# New content for GCSE Maths announced

As of the **23rd May 2022 this website is archived** and will receive **no further updates**.

understandinguncertainty.org was produced by the Winton programme for the public understanding of risk based in the Statistical Laboratory in the University of Cambridge. The aim was to help improve the way that uncertainty and risk are discussed in society, and show how probability and statistics can be both useful and entertaining.

Many of the animations were produced using Flash and will no longer work.

Following the consultation discussed previously on this blog, the Department for Education has announced the revised content for GCSE Mathematics.

Compared to the current content, the most notable changes are (a) separation of probability and statistics, (b) removal of the data-cycle, (c) increased material.

The proposed content for probability is as follows:

Probability

- record describe and analyse the frequency of outcomes of probability experiments using tables and frequency trees
- apply ideas of randomness, fairness and equally likely events to calculate expected outcomes of multiple future experiments
- relate relative expected frequencies to theoretical probability, using appropriate language and the 0 - 1 probability scale
- apply the property that the probabilities of an exhaustive set of outcomes sum to one; apply the property that the probabilities of an exhaustive set of mutually exclusive events sum to one
- understand that empirical unbiased samples tend towards theoretical probability distributions, with increasing sample size
- enumerate sets and combinations of sets systematically, using tables, grids, Venn diagrams and tree diagrams
- construct theoretical possibility spaces for single and combined experiments with equally likely outcomes and use these to calculate theoretical probabilities
- calculate the probability of independent and dependent combined events, including using tree diagrams and other representations, and know the underlying assumptions
- calculate and interpret conditional probabilities through representation using expected frequencies with two-way tables, tree diagrams and Venn diagrams.

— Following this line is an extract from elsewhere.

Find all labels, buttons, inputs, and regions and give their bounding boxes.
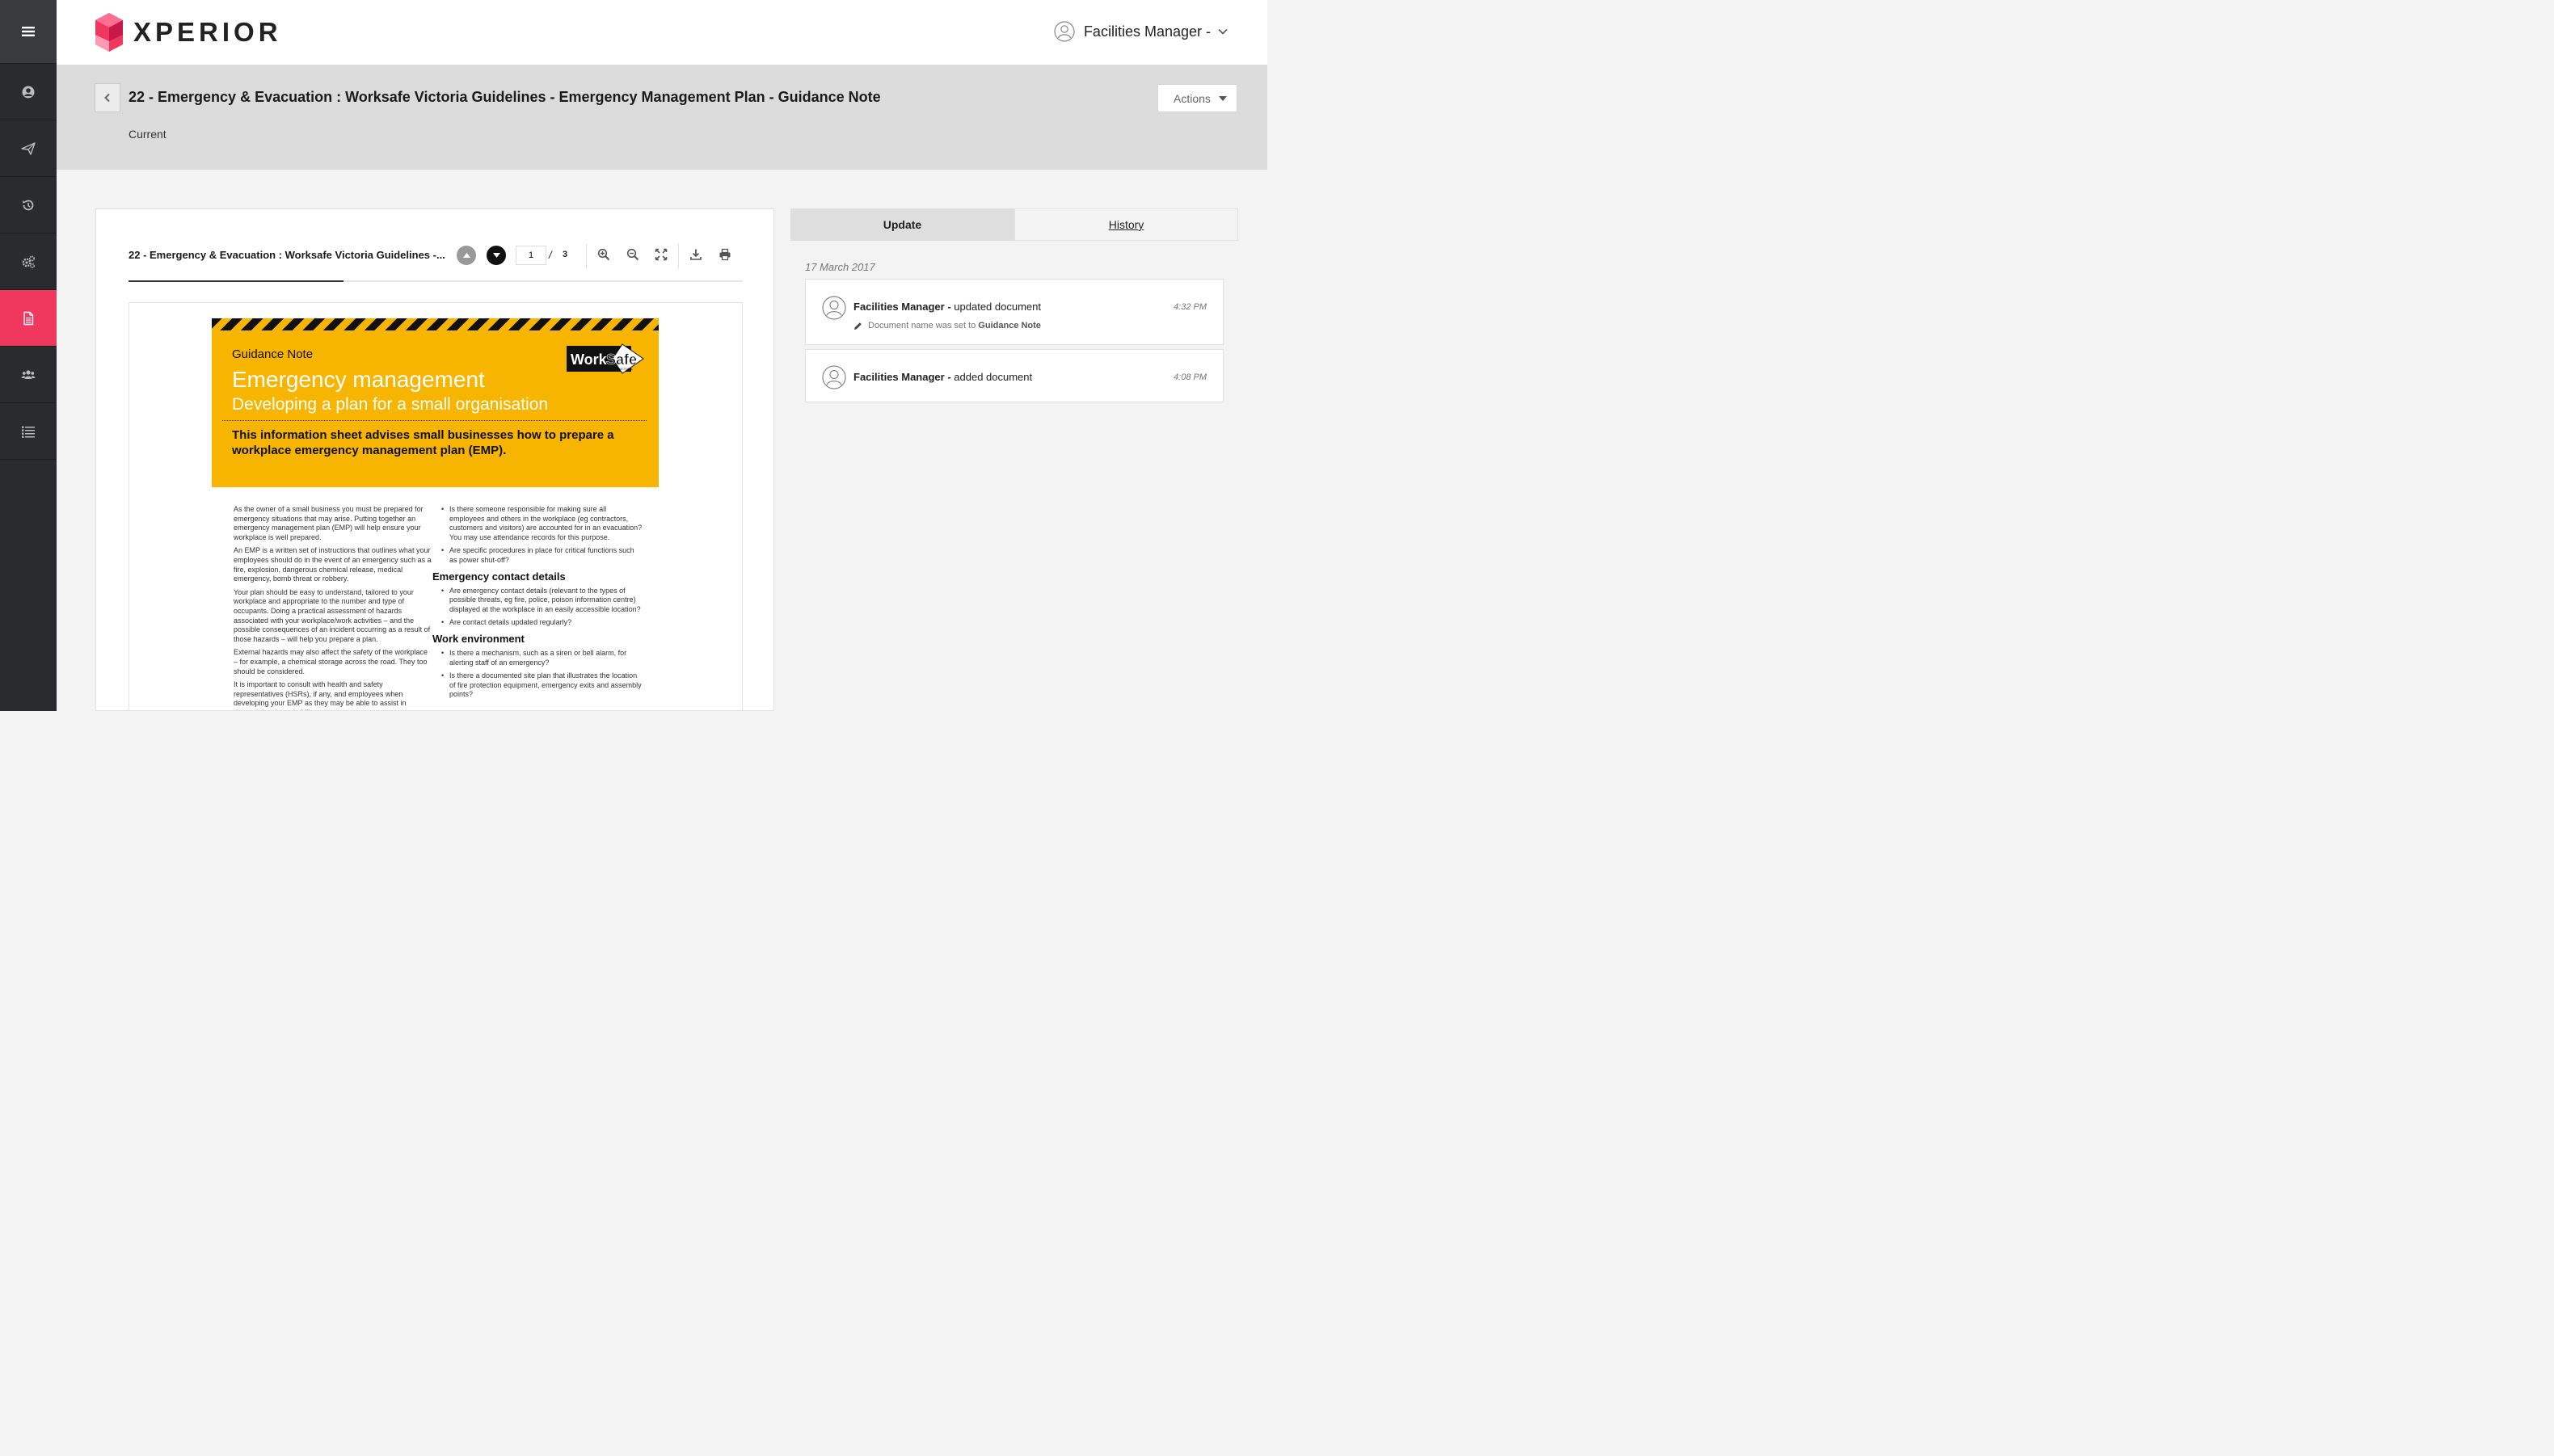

From my personal perspective, it's good to see reference to '*frequency trees*', '*expected outcomes*' and *'expected frequencies*', since hopefully this will encourage the teaching of probability through expected frequencies. It's a shame that two suggestions in the consultation were dropped: *'interpret risk through assigning values to outcomes (e.g. games, insurance)*, and *calculate the expected outcome of a decision and relate to long-run average outcomes.* But can't have everything.

For statistics it's

Statistics

- infer properties of populations or distributions from a sample, whilst knowing the limitations of sampling
- interpret and construct tables, charts and diagrams, including frequency tables, bar charts, pie charts and pictograms for categorical data, vertical line charts for ungrouped discrete numerical data, tables and line graphs for time series data and know their appropriate use
- construct and interpret diagrams for grouped discrete data and continuous data, i.e. histograms with equal and unequal class intervals and cumulative frequency graphs, and know their appropriate use
- interpret, analyse and compare the distributions of data sets from univariate empirical distributions through:

* appropriate graphical representation involving discrete, continuous and grouped data, including box plots

* appropriate measures of central tendency (median, mean, mode and modal class) and spread (range, including consideration of outliers, quartiles and inter-quartile range)- apply statistics to describe a population
- use and interpret scatter graphs of bivariate data; recognise correlation and know that it does not indicate causation; draw estimated lines of best fit; make predictions; interpolate and extrapolate apparent trends whilst knowing the dangers of so doing

Compared to the consultation, box-plots and unequal-interval histograms have gone in, and fitting a straight line has come out.